Ознакомительная версия.
— А кто остальные гости? На этом балу жертв я никого не узнаю.
Бал жертв? Все, что до сих пор казалось мне в его словах странным, становится вообще непостижимым. Я читала про балы жертв, когда прошлый раз спускалась в катакомбы: после свержения Робеспьера на таких балах собирались дворяне, потерявшие кого-то из родных во время Террора.
— У вас что, историческая реконструкция? — спрашиваю я. — Такой школьный проект или что-то в этом духе?
Он непонимающе смотрит на меня и собирается уже ответить, но тут чей-то голос кричит:
— Шухер!
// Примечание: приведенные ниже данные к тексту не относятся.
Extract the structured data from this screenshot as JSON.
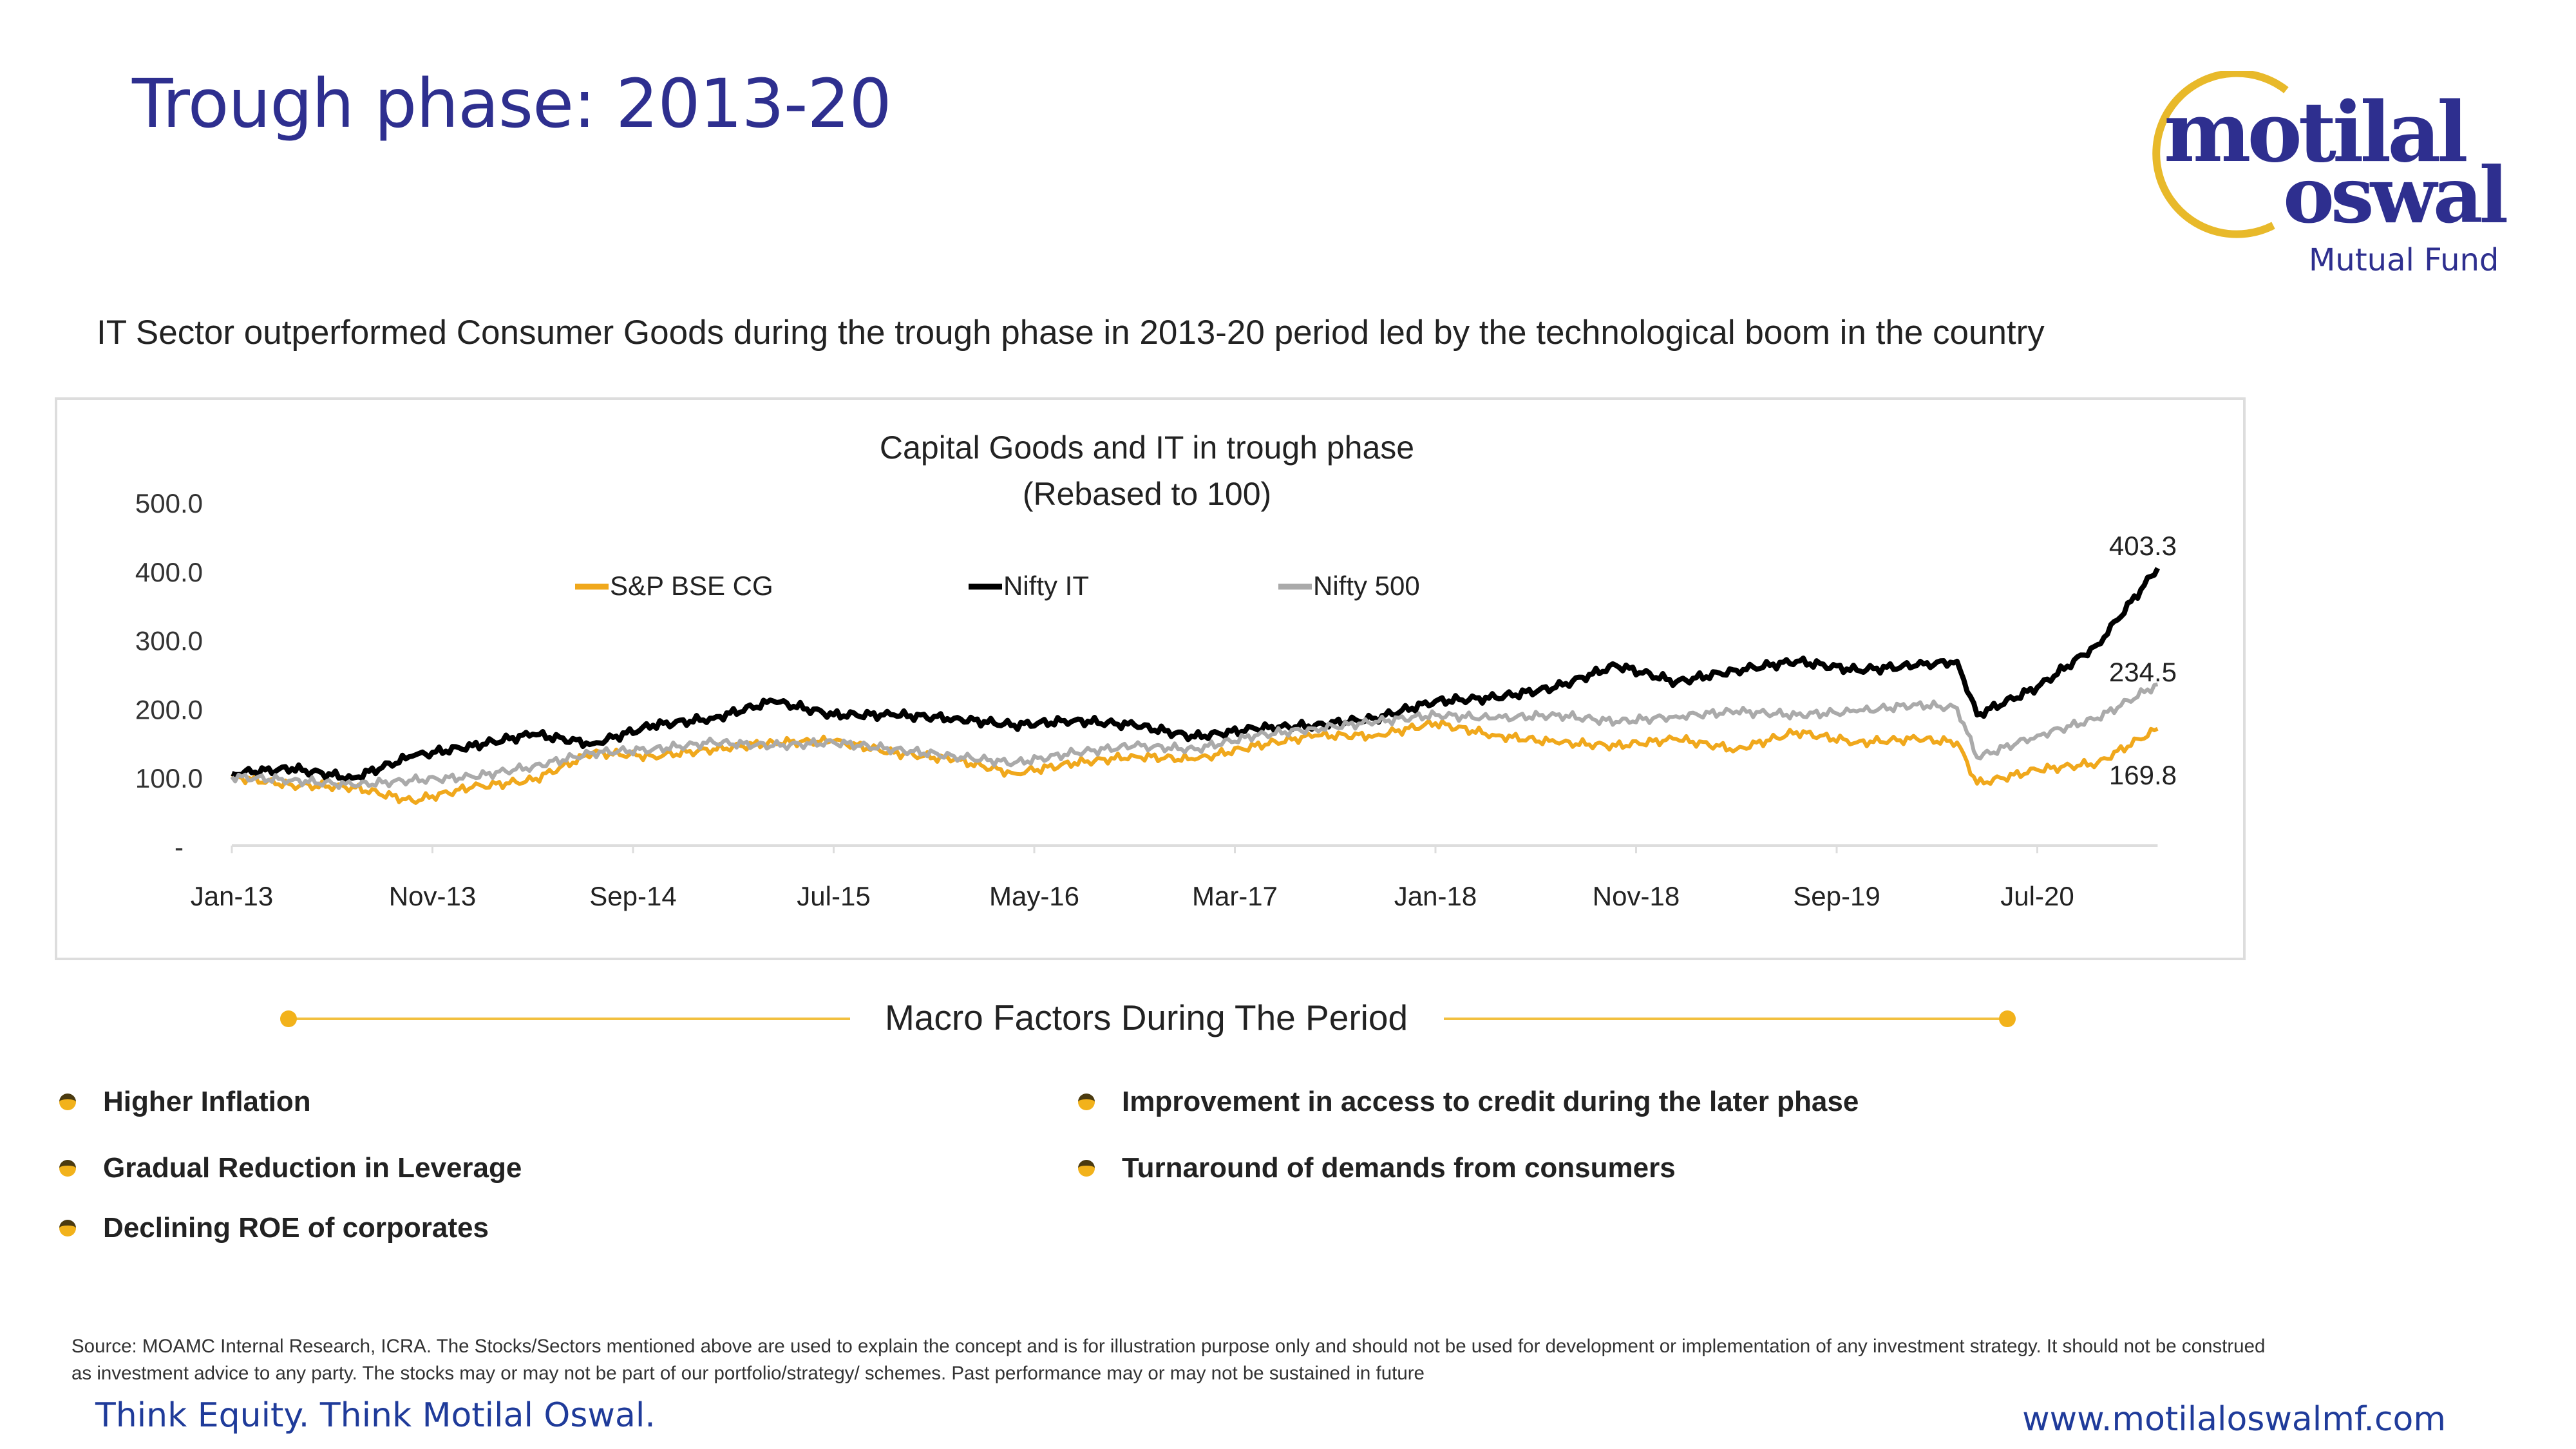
{
  "header": {
    "title": "Trough phase: 2013-20",
    "logo_text_1": "motilal",
    "logo_text_2": "oswal",
    "logo_sub": "Mutual Fund"
  },
  "subtitle": "IT Sector outperformed Consumer Goods during the trough phase in 2013-20 period led by the technological boom in the country",
  "chart_data": {
    "type": "line",
    "title": "Capital Goods and IT in trough phase",
    "subtitle": "(Rebased to 100)",
    "ylim": [
      0,
      500
    ],
    "yticks": [
      "-",
      "100.0",
      "200.0",
      "300.0",
      "400.0",
      "500.0"
    ],
    "xlabel_note": "x = months since Jan-13",
    "xticks": [
      {
        "m": 0,
        "label": "Jan-13"
      },
      {
        "m": 10,
        "label": "Nov-13"
      },
      {
        "m": 20,
        "label": "Sep-14"
      },
      {
        "m": 30,
        "label": "Jul-15"
      },
      {
        "m": 40,
        "label": "May-16"
      },
      {
        "m": 50,
        "label": "Mar-17"
      },
      {
        "m": 60,
        "label": "Jan-18"
      },
      {
        "m": 70,
        "label": "Nov-18"
      },
      {
        "m": 80,
        "label": "Sep-19"
      },
      {
        "m": 90,
        "label": "Jul-20"
      }
    ],
    "x": [
      0,
      3,
      6,
      9,
      12,
      15,
      18,
      21,
      24,
      27,
      30,
      33,
      36,
      39,
      42,
      45,
      48,
      51,
      54,
      57,
      60,
      63,
      66,
      69,
      72,
      75,
      78,
      81,
      84,
      86,
      87,
      90,
      93,
      96
    ],
    "legend_position": "top-center",
    "series": [
      {
        "name": "S&P BSE CG",
        "color": "#f0a81c",
        "end_label": "169.8",
        "values": [
          100,
          88,
          85,
          65,
          85,
          95,
          135,
          130,
          140,
          150,
          152,
          135,
          125,
          105,
          120,
          130,
          125,
          145,
          160,
          160,
          178,
          160,
          150,
          145,
          155,
          140,
          165,
          150,
          155,
          150,
          90,
          110,
          120,
          169.8
        ]
      },
      {
        "name": "Nifty IT",
        "color": "#000000",
        "end_label": "403.3",
        "values": [
          105,
          112,
          98,
          130,
          145,
          162,
          148,
          175,
          185,
          210,
          190,
          190,
          185,
          175,
          182,
          175,
          158,
          170,
          175,
          185,
          210,
          215,
          230,
          262,
          238,
          255,
          268,
          255,
          262,
          268,
          190,
          230,
          292,
          403.3
        ]
      },
      {
        "name": "Nifty 500",
        "color": "#aaaaaa",
        "end_label": "234.5",
        "values": [
          100,
          95,
          88,
          95,
          100,
          115,
          135,
          140,
          150,
          145,
          150,
          140,
          130,
          120,
          135,
          145,
          140,
          160,
          170,
          180,
          190,
          185,
          190,
          180,
          188,
          195,
          190,
          195,
          205,
          200,
          128,
          160,
          185,
          234.5
        ]
      }
    ]
  },
  "macro": {
    "heading": "Macro Factors During The Period",
    "left": [
      "Higher Inflation",
      "Gradual Reduction in Leverage",
      "Declining ROE of corporates"
    ],
    "right": [
      "Improvement in access to credit during the later phase",
      "Turnaround of demands from consumers"
    ]
  },
  "footer": {
    "source": "Source: MOAMC Internal Research, ICRA. The Stocks/Sectors mentioned above are used to explain the concept and is for illustration purpose only and should not be used for development or implementation of any investment strategy. It should not be construed as investment advice to any party. The stocks may or may not be part of our portfolio/strategy/ schemes. Past performance may or may not be sustained in future",
    "tagline": "Think Equity. Think Motilal Oswal.",
    "url": "www.motilaloswalmf.com"
  }
}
Копы!
Все орут, чертыхаются, спешно прячут наркотики и бросаются врассыпную, опрокидывая свечки. Пока я пытаюсь сориентироваться, через меня кто-то перепрыгивает, и чей-то рюкзак бьет меня по голове. Мимо проносятся два катафила, сверкая налобными фонариками.
Я подскакиваю, хватаю рюкзак и гитару. В меня тут же врезается какая-то девчонка, и я чуть не падаю. Нужно убираться, но я не понимаю, куда бежать.
— Виржиль! — кричу я.
— Анди! Ты где?
— Я здесь! Здесь!
Но я не вижу его. У меня снова кружится голова, на этот раз сильно, до тошноты — кажется, меня вот-вот вырвет. Голос полицейского орет в мегафон:
— Всем оставаться на местах, сохраняйте спокойствие!
Гот хватает меня за руку.
— Оставь его! — кричит ему кто-то.
— Ни в коем случае, это один из нас, — отвечает он и оборачивается ко мне. — Идемте! Скорее, нас не должны здесь видеть!
Он тащит меня в какой-то туннель. Но мне нужно найти Виржиля. Я вырываюсь и зову:
— Виржиль, ты где?
Кругом темно. Единственные источники света — фонари полицейских. Они расплываются в моих глазах, а в ушах теперь пульсирует какой-то гул. Я вспоминаю про свой фонарик, нахожу его в рюкзаке и включаю. Луч падает на копа, который тут же направляется в мою сторону.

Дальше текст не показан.